Federal loans to “concentrated animal feeding operations” may be vulnerable to lawsuits opposing the construction of “factory farms,” according to environmental attorneys.
Public policy — rather than the free market’s “invisible hand” — has spurred the proliferation of CAFOs in the U.S., said Tarah Heinzen, an attorney with the Food & Water Watch environmental group.
Filing lawsuits can affect which facilities are funded by USDA’s Farm Service Agency and how they’re constructed, Heinzen said.
“We want to cut out the root cause of this, which is the FSA lending in a way that’s not in the public interest,” she said.
The possibility of using federal statutes to influence USDA lending to CAFOs was discussed by attorneys during the recent Public Interest Environmental Law Conference in Eugene, Ore.
The USDA’s environmental review of such loans can be challenged as cursory and insufficient under the National Environmental Policy Act.
The agency can also be faulted for failing to properly consult with the U.S. Fish and Wildlife Service about the effect of such loans on protected species, as required under the Endangered Species Act.
“We’re looking for more robust, substantive analysis,” said Kevin Cassidy, an attorney with Earthrise Law Center.
Cassidy said one serious problem is the USDA looks at CAFOs in a “piecemeal” fashion rather than examining the full impact of multiple operations.
“The biggest thing is the lack of a cumulative impacts analysis,” said Tom Buchele, an attorney with Earthrise Law Center.
Loans are becoming a target for environmental litigation because the federal government is supporting large-scale operations with more significant pollution hazards, said Heinzen.
The value of FSA ownership loans — which are used to buy or expand farm — was roughly $3.5 billion for beef operations, $2.25 billion for chicken operations, $2 billion for dairy operations and $550 million for hog operations, according to 2017 data obtained by Food & Water Watch.
“Advocates have become more aware of the scope of federal financing,” said Heinzen.

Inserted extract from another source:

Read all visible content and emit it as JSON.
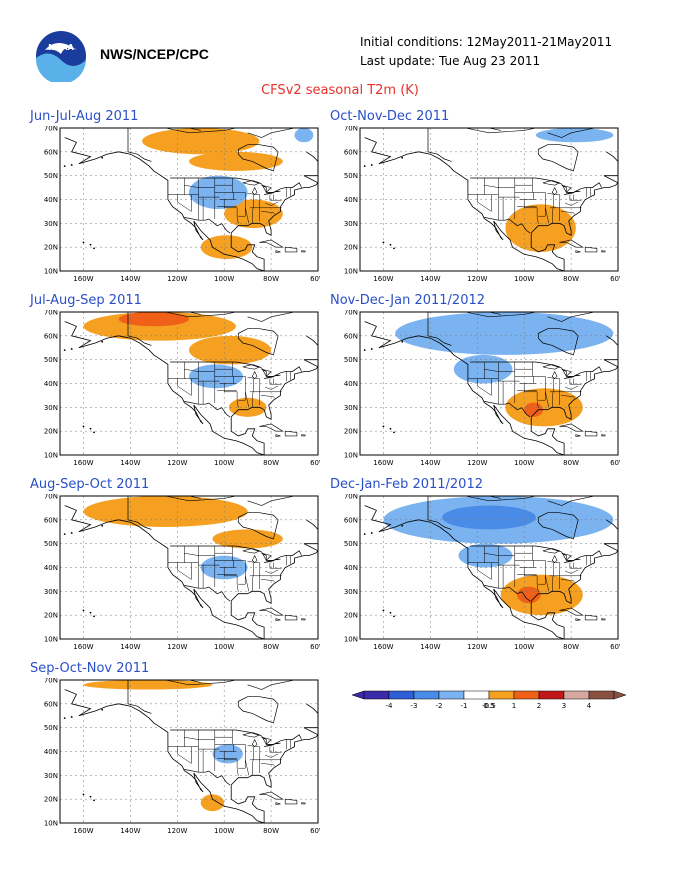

If public money is being used for lending to CAFOs, it’s reasonable to rely on federal statutes to increase public oversight of the process, said Amy van Saun, staff attorney for the Center for Food Safety.
“Another federal hook is a good thing,” she said.
In a lawsuit over federal loans to a hog farm in Arkansas, several environmental organizations prevailed in their claims under the National Environmental Policy Act and Endangered Species Act.
The groups did not succeed, however, in winning a court order withdrawing government guarantees for the loans, which would have likely eliminated financing entirely, said Cassidy of Earthwise Law Center.
“It probably would have been the end of the farm and the judge wasn’t willing to go that far,” he said.
Even so, the lawsuit did result in the lining of manure lagoons and installation of methane gas controls, Cassidy said. “There were some real good environmental outcomes from the case.”
In another instance, the possibility of litigation forestalled loans to poultry operations in Arkansas even though no lawsuits were filed.
Environmental groups submitted a petition seeking a higher level “programmatic” study of the poultry houses being built and also made Freedom of Information Act requests about financing from USDA and the Small Business Administration.
The aggressive FOIA actions were able to “scare the bejesus” out of people seeking to build the CAFOs, and at this point, none have been funded, said Elisabeth Holmes, an attorney with Blue River Law.
“What is great is there have been no monies allocated,” she said. “We consider this a victory.”